Last week Claremont ran a social media workshop for the NHS Institute for Innovation and Improvement.

Part of our role was to highlight the huge potential of social media as a tool for communication and engagement.

No problem; we reeled off all the usual facts and stats about how social media has exploded on to the scene and is transforming everyday life. But we really didn’t need to labour the point, as it would have amounted to preaching to the choir.

So we also tried to place social media in context. We thought it was important to offset the normal puff and guff about social media being the best thing in the universe and the answer to all of life’s problems, etc etc.

Here are four insights we gave to illustrate the point:

• Social media isn’t free, it takes serious amounts of time
• Half of young people don’t have a Facebook account
• Two-thirds of people in the UK have heard of Twitter, only 11% have used it
• 10m UK citizens have never used the Internet

Based on the feedback from attendees at the workshop, these ‘sobering up’ insights (and a bunch of others) were much appreciated.
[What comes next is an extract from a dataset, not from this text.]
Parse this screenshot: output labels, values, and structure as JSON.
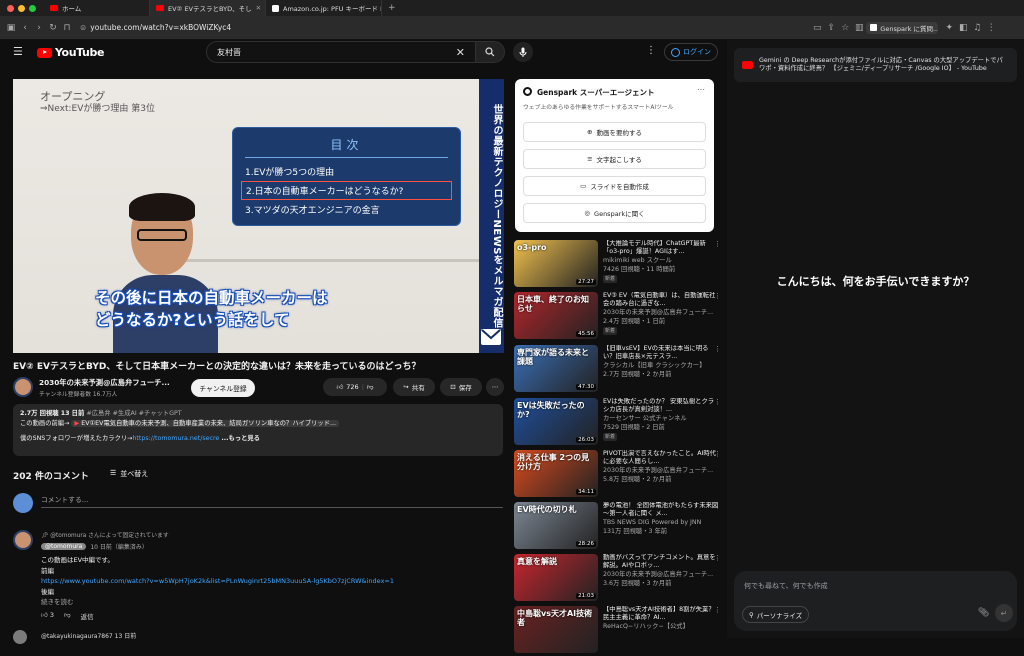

Many Claremont clients tell us that they don’t just want help with making stuff happen with social media. Just as importantly, organisations are looking for advice on what NOT to do with social media.

Clients are telling us that just because social media is relatively new and shiny, doesn’t mean it can be opted out of the expectation that risk needs to be managed and impact needs to be measured.

This isn’t the sexiest side of working with social media. But in these times of shrinking public sector budgets and heightened public scrutiny, we believe it is 100% fair enough.

Social media sceptics, we salute you!